The manner of fatigue failure of elastomers is an extremely complex phenomenon which is very difficult to predict due to the combination of physical and chemical deterioration. Several important factors affecting fatigue life are cyclic strain, prestress, environment, geometry, and composition. Failure begins when the material is unable to support local deformations. Flex cracks occur at points surrounding surface imperfections or filler boundaries, and grow upon repeated flexing.
In bushing testing, relatively large deflections place a demand on the test machine to physically constrain the test part in a manner closely approximating the actual end use. Improper constraint may drastically effect the performance of the specimen.
One approach to bushing testing is to test the sample using the entire end use assembly and real time loading conditions. This, however, presupposes the existence of a completed assembly and its availability for bushing test purposes. Road tests on an actual vehicle, if one exists with an appropriate suspension, are very useful but require that the vehicle be instrumented for the test and that a suitable road surface be available for the desired test.
The parallel development of the bushing and suspension often afford certain economic advantages. For this purpose the testing machine must be very flexible in terms of the kinds of input forces that can be applied and how well they can be controlled to simulate the forces arising from particular road surfaces and suspension designs.
The analysis of test results including statistical analysis is important in determining the physical properties of the specimen under test and to recognize the failure mode which may be defined as a change in spring rate, reduction in ultimate strength or complete sample failure, for example.
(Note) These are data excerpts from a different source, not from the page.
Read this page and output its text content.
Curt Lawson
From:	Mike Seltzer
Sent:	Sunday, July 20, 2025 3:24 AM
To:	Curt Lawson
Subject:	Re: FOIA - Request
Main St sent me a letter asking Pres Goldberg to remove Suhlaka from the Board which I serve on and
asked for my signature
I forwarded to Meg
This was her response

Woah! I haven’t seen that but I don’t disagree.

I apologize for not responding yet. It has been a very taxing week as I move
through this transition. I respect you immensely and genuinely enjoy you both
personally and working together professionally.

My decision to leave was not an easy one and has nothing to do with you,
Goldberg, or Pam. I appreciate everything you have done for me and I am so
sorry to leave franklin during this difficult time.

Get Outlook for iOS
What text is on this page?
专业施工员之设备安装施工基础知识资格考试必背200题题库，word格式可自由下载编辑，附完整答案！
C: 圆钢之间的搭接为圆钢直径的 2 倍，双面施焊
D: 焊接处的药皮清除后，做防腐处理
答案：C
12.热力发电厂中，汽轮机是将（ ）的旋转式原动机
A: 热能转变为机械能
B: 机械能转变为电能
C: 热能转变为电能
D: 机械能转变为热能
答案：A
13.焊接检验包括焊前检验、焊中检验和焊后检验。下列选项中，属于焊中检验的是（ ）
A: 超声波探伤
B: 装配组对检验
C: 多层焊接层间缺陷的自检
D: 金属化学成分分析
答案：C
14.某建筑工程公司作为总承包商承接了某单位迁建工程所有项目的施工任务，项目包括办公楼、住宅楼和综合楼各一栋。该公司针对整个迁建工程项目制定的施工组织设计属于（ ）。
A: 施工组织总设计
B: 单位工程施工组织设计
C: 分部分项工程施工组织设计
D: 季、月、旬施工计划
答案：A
Testing machines for ball joints and the like with similar objectives have been proposed. In such machines inner and outer gimbals are rocked about their respective axes to afford the necessary imposition of torques on the test specimen. The outer gimbal carries the inner gimbal and also carries an actuator for driving the inner gimbal. The mass of the actuator causes the outer gimbal to be very much out of balance and increases the inertia of the outer gimbal so that its oscillation is limited to a frequency of about one Hertz, which is too low for many tests. In addition, hydraulic hoses attached to the actuator must withstand the constant flexing imposed by the oscillatory motion of the outer gimbal.
In addition to obviating the above problems with prior devices it is desirable to provide the ability to monitor rotary amplitudes of motion and load within 1% of their programmed amplitude. Since elastomers are temperature sensitive, it is also important to control the ambient temperature between 50.degree. and 120 degrees C. There is a conflict between the monitoring requirements and the temperature requirements since transducers should be coupled directly to the axis of motion to obtain the desired accuracy, but standard transducers which are economical to use generally do not operate in the required temperature range.